GOP’s Benghazi Report: Anonymous DS Agent, Whistleblowers and Embassy “Security”

There are three items we found interesting in Appendix I of the House GOP’s interim report on Benghazi.

House Committee on Government and Oversight Reform: The Committee has heard from, and continues to hear from, multiple individuals with direct and/or indirect information about events surrounding the attacks in Benghazi.

On April 17, CBS News reported that multiple new whistleblowers are privately speaking to investigators with the House Oversight and Government Reform Committee and that the Committee had sent new letters to the CIA, DOD and State. If there are multiple whistleblowers as claimed here, we could be looking at Benghazi hearings going on all the way to 2014 and even 2016. By then Diplopundit Jr. would be old enough to drive and what more, junior would never ever again confused Benghazi with Bujumbura. So that’s something to look forward to.

House Foreign Affairs Committee: Approached a DS agent who was on the scene in a not-yet-successful effort to obtain additional information. This individual wishes to remain anonymous. 

The individual may wish to remain anonymous but that anonymity is not going to go very far inside the building. How many DS agents were on the scene of the attacks again?  That’s a pretty thin cover.  Poor guy won’t get any peace or space between now and then, whenever then maybe.

House Foreign Affairs Committee: Building on its Benghazi investigation, the Committee is taking a broader look at embassy security to determine whether the State Department is adequately protecting its personnel at other diplomatic facilities. Improving embassy security is a Committee legislative priority. The Committee is particularly concerned about, and is currently investigating, the security situation at the U.S. Embassy in Afghanistan. 

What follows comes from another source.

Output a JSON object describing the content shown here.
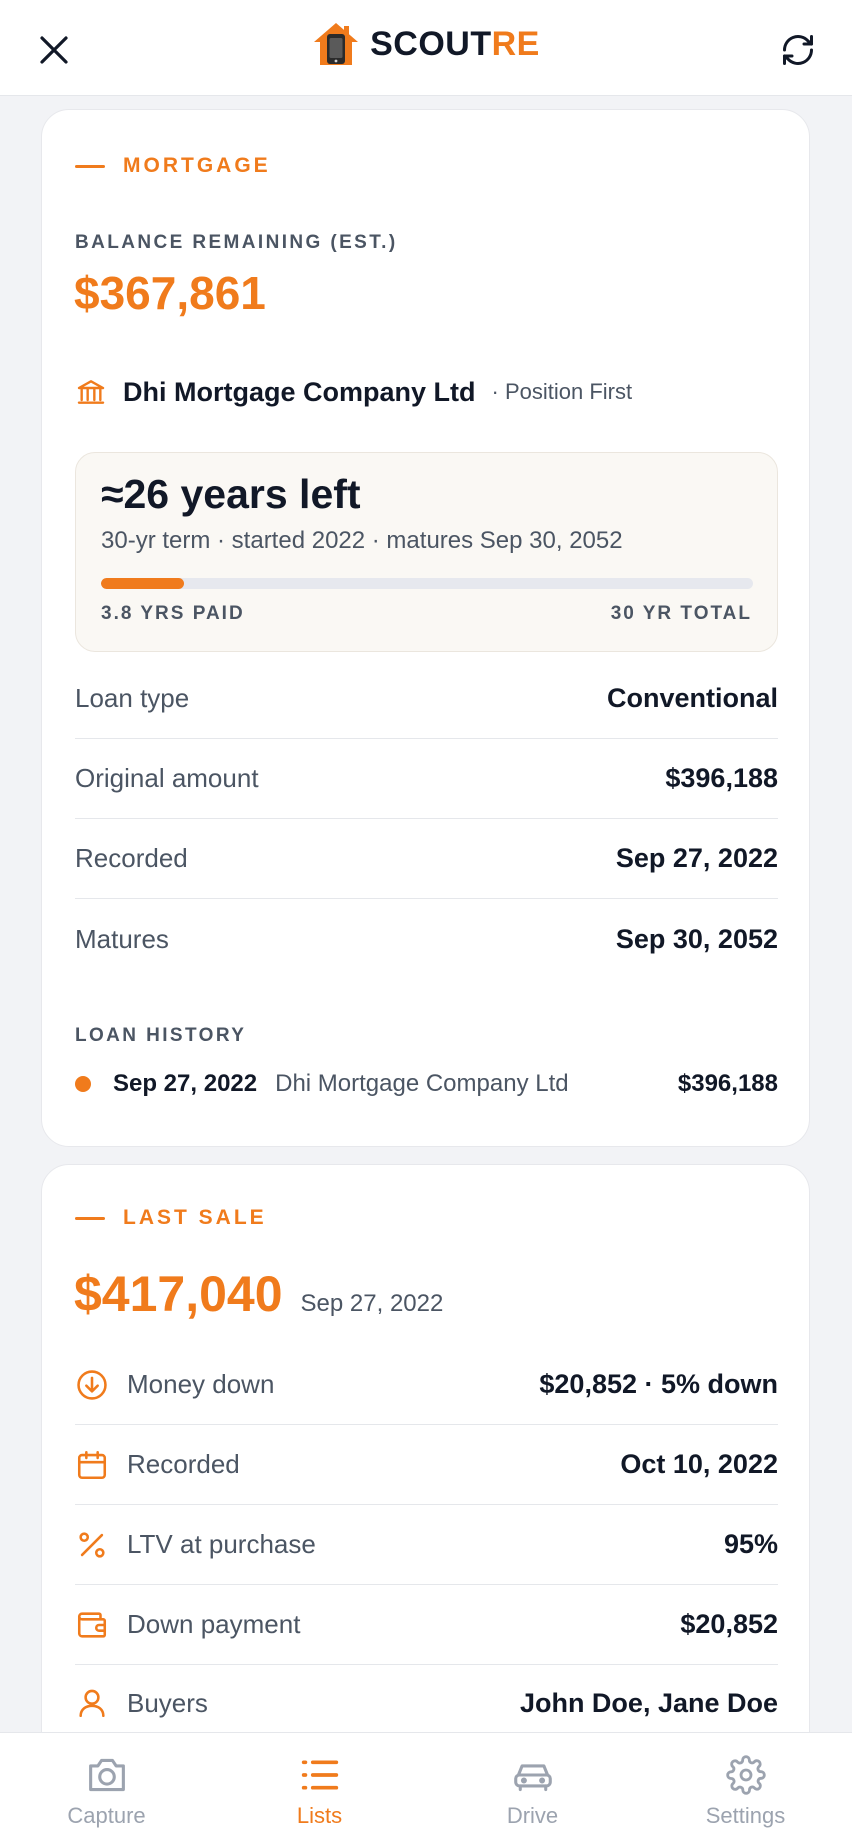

Well, then all we can add is that the Committee better hurry with the broader look Congress is doing before it’s too late.

It can start with the Consulate General in Jeddah

Want to go further than 2007?   Why don’t we try 30 years back with the US Embassy in Beirut?

Apparently, thirty long years after the Beirut embassy bombing, we might be close to finally building a Fortress in Beirut. Ay caramba but it’s now happening!

Proposal for the U.S. Embassy building in Beirut, conceived by Ralph Rapson in 1953.

Proposal for the U.S. Embassy building in Beirut, conceived by Ralph Rapson in 1953. This project is not related to the current one. (image via the Lebanese Architecture Portal – click on image to view original material)

While at it, Congress might want to see if the State Department bothered to learn anything from the embassy mob attacks last year since no ARB was ever convened.  We understand that in some of those posts attacked, there were strict orders from the front office to restrict dissemination of information and photos on the extent of the damages (US Embassy Tunis was one exception).

Might it be true that some of our embassies in the Arab Spring countries are trying to shape perceptions to what they imagine their embassy and host country should be instead of basing post and host country expectations on reality?

If the Committee is particularly concerned about the security situation at the U.S. Embassy in Afghanistan where we have a large number of contract guards and the U.S. military, should it not be also concerned with the U.S. Embassy in Egypt where neither is present and mobocacy now rules?